Nanoscale mechanical manipulation of ultrathin SiN membranes enabling infrared near-field microscopy of liquid-immersed samples

Scattering scanning near-field optical microscopy (s-SNOM) is a powerful technique for mid-infrared spectroscopy at nanometer length scales. By investigating objects in aqueous environments through ultrathin membranes, s-SNOM has recently been extended towards label-free nanoscopy of the dynamics of living cells and nanoparticles, assessing both the optical and the mechanical interactions between the tip, the membrane and the liquid suspension underneath.

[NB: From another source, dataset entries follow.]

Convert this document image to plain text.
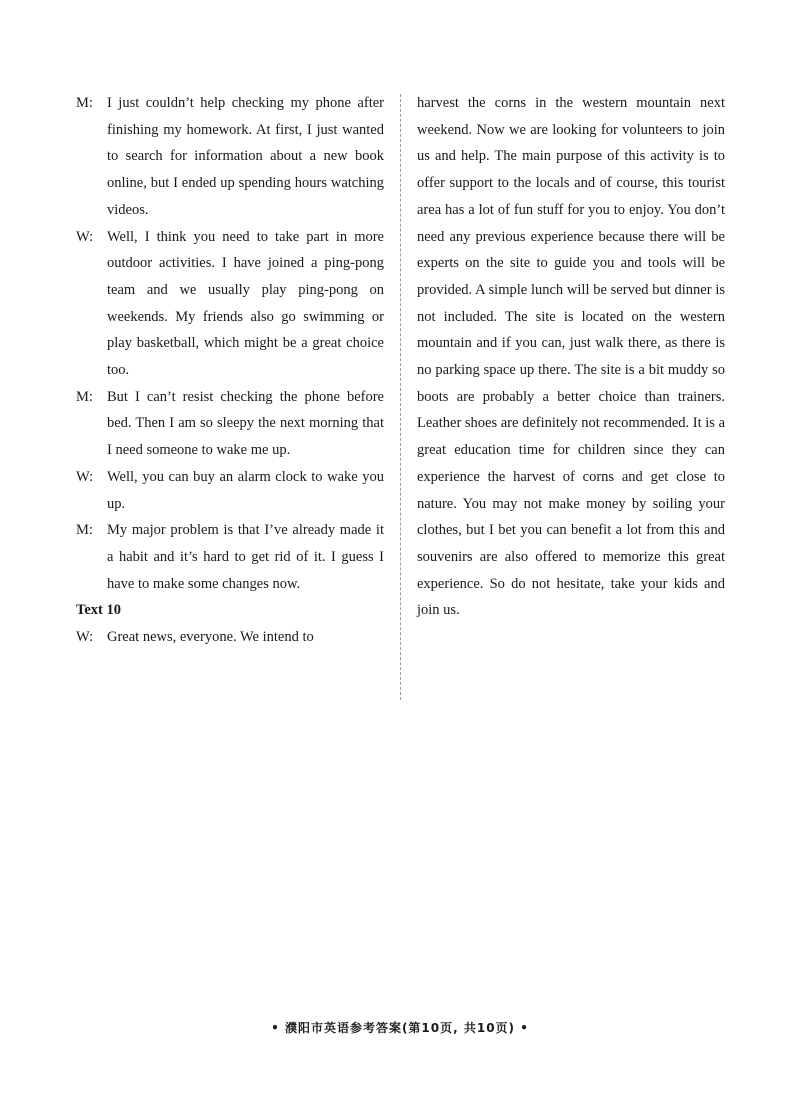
M: I just couldn’t help checking my phone after finishing my homework. At first, I just wanted to search for information about a new book online, but I ended up spending hours watching videos.
W: Well, I think you need to take part in more outdoor activities. I have joined a ping-pong team and we usually play ping-pong on weekends. My friends also go swimming or play basketball, which might be a great choice too.
M: But I can’t resist checking the phone before bed. Then I am so sleepy the next morning that I need someone to wake me up.
W: Well, you can buy an alarm clock to wake you up.
M: My major problem is that I’ve already made it a habit and it’s hard to get rid of it. I guess I have to make some changes now.
Text 10
W: Great news, everyone. We intend to

harvest the corns in the western mountain next weekend. Now we are looking for volunteers to join us and help. The main purpose of this activity is to offer support to the locals and of course, this tourist area has a lot of fun stuff for you to enjoy. You don’t need any previous experience because there will be experts on the site to guide you and tools will be provided. A simple lunch will be served but dinner is not included. The site is located on the western mountain and if you can, just walk there, as there is no parking space up there. The site is a bit muddy so boots are probably a better choice than trainers. Leather shoes are definitely not recommended. It is a great education time for children since they can experience the harvest of corns and get close to nature. You may not make money by soiling your clothes, but I bet you can benefit a lot from this and souvenirs are also offered to memorize this great experience. So do not hesitate, take your kids and join us.

• 濮阳市英语参考答案(第10页, 共10页) •
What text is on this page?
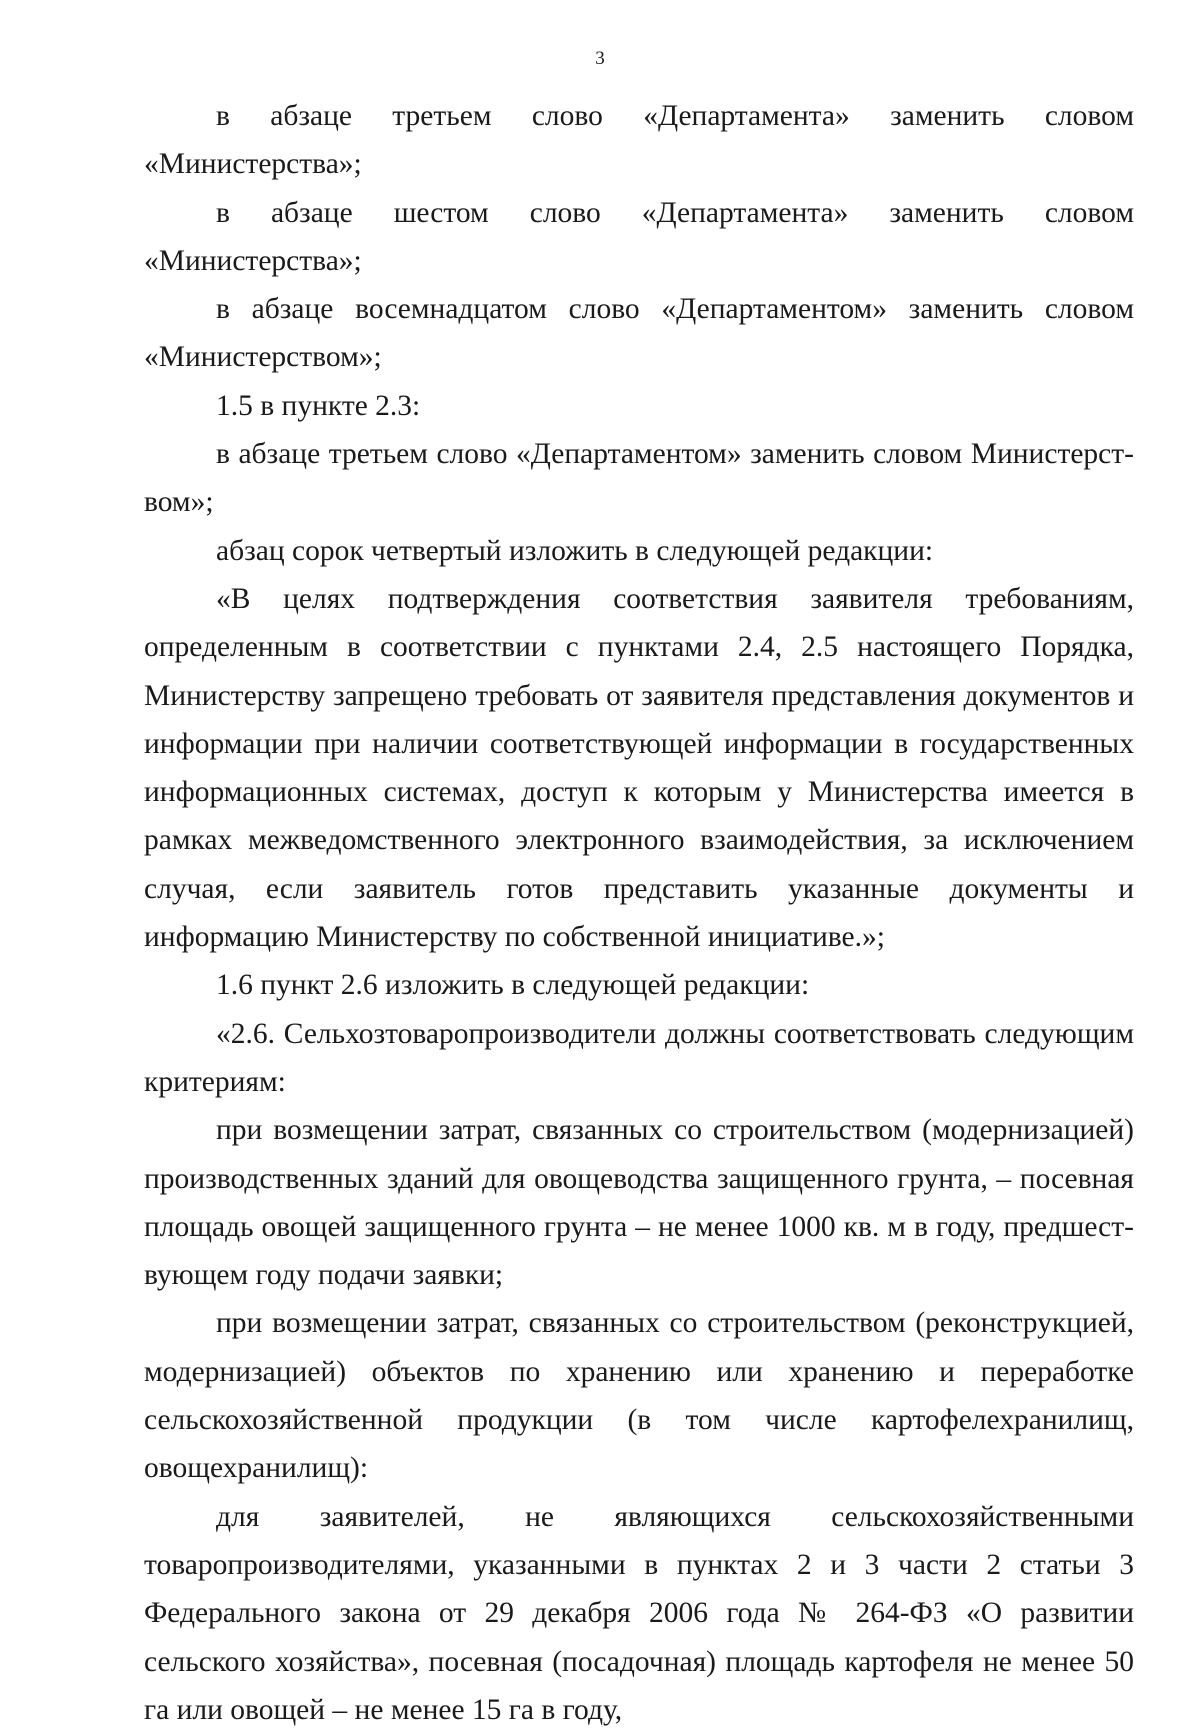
3

в абзаце третьем слово «Департамента» заменить словом «Министерства»;

в абзаце шестом слово «Департамента» заменить словом «Министерства»;

в абзаце восемнадцатом слово «Департаментом» заменить словом «Министерством»;

1.5 в пункте 2.3:

в абзаце третьем слово «Департаментом» заменить словом Министерством»;

абзац сорок четвертый изложить в следующей редакции:

«В целях подтверждения соответствия заявителя требованиям, определенным в соответствии с пунктами 2.4, 2.5 настоящего Порядка, Министерству запрещено требовать от заявителя представления документов и информации при наличии соответствующей информации в государственных информационных системах, доступ к которым у Министерства имеется в рамках межведомственного электронного взаимодействия, за исключением случая, если заявитель готов представить указанные документы и информацию Министерству по собственной инициативе.»;

1.6 пункт 2.6 изложить в следующей редакции:

«2.6. Сельхозтоваропроизводители должны соответствовать следующим критериям:

при возмещении затрат, связанных со строительством (модернизацией) производственных зданий для овощеводства защищенного грунта, – посевная площадь овощей защищенного грунта – не менее 1000 кв. м в году, предшествующем году подачи заявки;

при возмещении затрат, связанных со строительством (реконструкцией, модернизацией) объектов по хранению или хранению и переработке сельскохозяйственной продукции (в том числе картофелехранилищ, овощехранилищ):

для заявителей, не являющихся сельскохозяйственными товаропроизводителями, указанными в пунктах 2 и 3 части 2 статьи 3 Федерального закона от 29 декабря 2006 года № 264-ФЗ «О развитии сельского хозяйства», посевная (посадочная) площадь картофеля не менее 50 га или овощей – не менее 15 га в году,
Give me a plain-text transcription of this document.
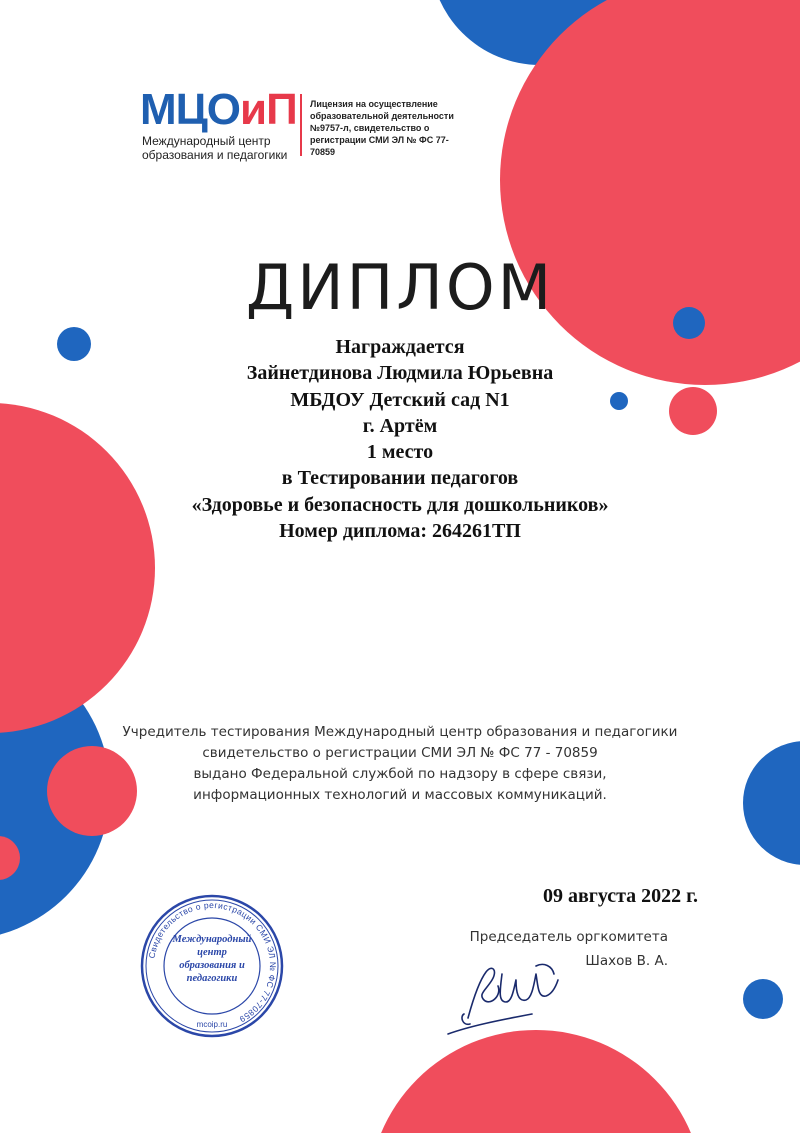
МЦОиП
Международный центр
образования и педагогики
Лицензия на осуществление образовательной деятельности №9757-л, свидетельство о регистрации СМИ ЭЛ № ФС 77-70859
ДИПЛОМ
Награждается
Зайнетдинова Людмила Юрьевна
МБДОУ Детский сад N1
г. Артём
1 место
в Тестировании педагогов
«Здоровье и безопасность для дошкольников»
Номер диплома: 264261ТП
Учредитель тестирования Международный центр образования и педагогики
свидетельство о регистрации СМИ ЭЛ № ФС 77 - 70859
выдано Федеральной службой по надзору в сфере связи,
информационных технологий и массовых коммуникаций.
09 августа 2022 г.
Свидетельство о регистрации СМИ ЭЛ № ФС 77-70859
Международный
центр
образования и
педагогики
mcoip.ru
Председатель оргкомитета
Шахов В. А.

Here, we report that the tapping AFM tip induces a reversible nanometric deformation of the membrane manifested as either an indentation or protrusion. This mechanism depends on the driving force of the tapping cantilever, which we exploit to minimize topographical deformations of the membrane to improve optical measurements. Furthermore, we show that the tapping phase, or phase delay between driving signal and tip oscillation, is a highly sensitive observable for quantifying the mechanics of adhering objects, exhibiting highest contrast for low tapping amplitudes where the membrane remains nearly flat. We correlate mechanical responses with simultaneously recorded spectroscopy data to reveal the thickness of nanometric water pockets between membrane and adhering objects. Besides a general applicability of depth profiling, our technique holds great promise for studying mechano-active biopolymers and living cells, biomaterials that exhibit complex behaviors when under a mechanical load.